Kein Spiel

Als Daniela und ich vom Berg hinunter gewankt kamen, hatten wir noch zwei Tage, um den Gipfel zu erreichen. Der Alternativen gab es also nicht mehr viele. Entweder wir machten einen Ruhetag, was Sven und ich wirklich gern gesehen hätten und setzten am letzten Tag am Berg alles auf eine Karte. Dann musste vor allem das Wetter mitspielen.

Der Cramponspoint morgens um 4.30 Uhr bei 15 Grad Frost. Ausrüstung anlegen und möglichst keine Zeit verlieren.

Oder wir verzichteten auf den Ruhetag und hätten in diesem Fall noch eine zweite Gipfel-Option. Ich wollte dem Team diese Entscheidung vollständig überlassen, hoffte aber insgeheim, dass es nicht so kommen würde, wie es dann kam.

Denn das Team entschied sich, schon am nächsten Tag einen Gipfelversuch zu starten. Und ich brachte es nicht über mich, dieser Entscheidung zu widersprechen. Obwohl das für mich und Daniela aber auch für Sven und vor allem für Andreas und Michael nur wenige Stunden Regenerationszeit bedeuteten.

Das gesamte Massiv des sechsthöchsten Berges der Welt vor Sonnenaufgang.

Um halb vier Uhr morgens mussten wir spätestens aufbrechen, zwei Stunden vorher würde der Wecker klingeln, damit vor dem Abmarsch genügend Zeit zum Essen und vor allem Trinken bliebe. Doch die Entscheidung war gefallen, am nächsten Morgen ging es los.

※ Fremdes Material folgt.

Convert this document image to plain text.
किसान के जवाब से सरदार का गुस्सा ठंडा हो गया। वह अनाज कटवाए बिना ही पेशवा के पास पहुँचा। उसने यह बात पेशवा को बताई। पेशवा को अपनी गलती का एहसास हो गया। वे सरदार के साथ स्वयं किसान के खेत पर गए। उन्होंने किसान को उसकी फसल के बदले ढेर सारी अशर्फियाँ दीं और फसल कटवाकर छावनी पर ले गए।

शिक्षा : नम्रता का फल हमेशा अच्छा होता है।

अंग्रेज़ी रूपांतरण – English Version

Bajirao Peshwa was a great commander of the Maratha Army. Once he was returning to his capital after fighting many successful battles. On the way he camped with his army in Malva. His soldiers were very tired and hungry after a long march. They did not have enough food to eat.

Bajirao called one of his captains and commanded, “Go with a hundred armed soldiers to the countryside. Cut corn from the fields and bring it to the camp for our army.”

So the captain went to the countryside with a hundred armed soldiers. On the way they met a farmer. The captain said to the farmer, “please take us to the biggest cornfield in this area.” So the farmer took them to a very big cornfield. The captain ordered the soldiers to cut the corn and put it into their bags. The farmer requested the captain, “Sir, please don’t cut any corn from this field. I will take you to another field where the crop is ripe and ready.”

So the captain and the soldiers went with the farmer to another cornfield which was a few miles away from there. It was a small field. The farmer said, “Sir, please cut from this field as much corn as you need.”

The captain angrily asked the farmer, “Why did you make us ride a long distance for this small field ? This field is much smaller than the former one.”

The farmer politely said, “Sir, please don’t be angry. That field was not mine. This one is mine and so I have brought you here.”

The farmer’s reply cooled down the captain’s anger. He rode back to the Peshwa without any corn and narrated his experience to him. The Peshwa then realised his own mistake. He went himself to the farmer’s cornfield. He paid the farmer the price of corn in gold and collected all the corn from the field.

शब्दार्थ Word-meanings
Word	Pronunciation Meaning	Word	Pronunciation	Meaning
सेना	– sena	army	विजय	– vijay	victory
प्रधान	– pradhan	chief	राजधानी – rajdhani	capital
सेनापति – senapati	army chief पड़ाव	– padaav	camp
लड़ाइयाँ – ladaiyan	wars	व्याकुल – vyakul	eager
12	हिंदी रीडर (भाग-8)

Alle standen pünktlich um halb vier abmarschbereit. Und es ging auf unserem bestens zum Col gespurten Weg gut voran. Schon kurz nach Sechs erreichten wir das erste Fixseil.

Die letzten Meter vor Beginn des eisigen Teils der Route werden noch von einem etwa 40 Meter hohen Eisturm beherrscht.

Nachdem wir alle gemeinsam den Beginn der Route erreicht hatten, machte ich mich allein auf, um unter dem Gipfel die letzten Seile zu installieren und den Weg über das Eisschild zum Gipfelaufschwung zu erkunden. Die Verhältnisse hier oben hatten sich seit meiner letzten Besteigung mit Mario Rückert 2017 grundlegend geändert. Und ich wollte natürlich vor allem einen Blick auf die Riesenspalte werfen.

Gegen 11.00 Uhr hatte ich die letzten 100 m Seil verlegt und einen Weg zum Gipfelaufschwung ausgemacht. Bis zur Spalte war ich leider noch nicht vorgedrungen. Doch bis dahin sah der letzte Abschnitt unseres Wegs gängig und machbar aus.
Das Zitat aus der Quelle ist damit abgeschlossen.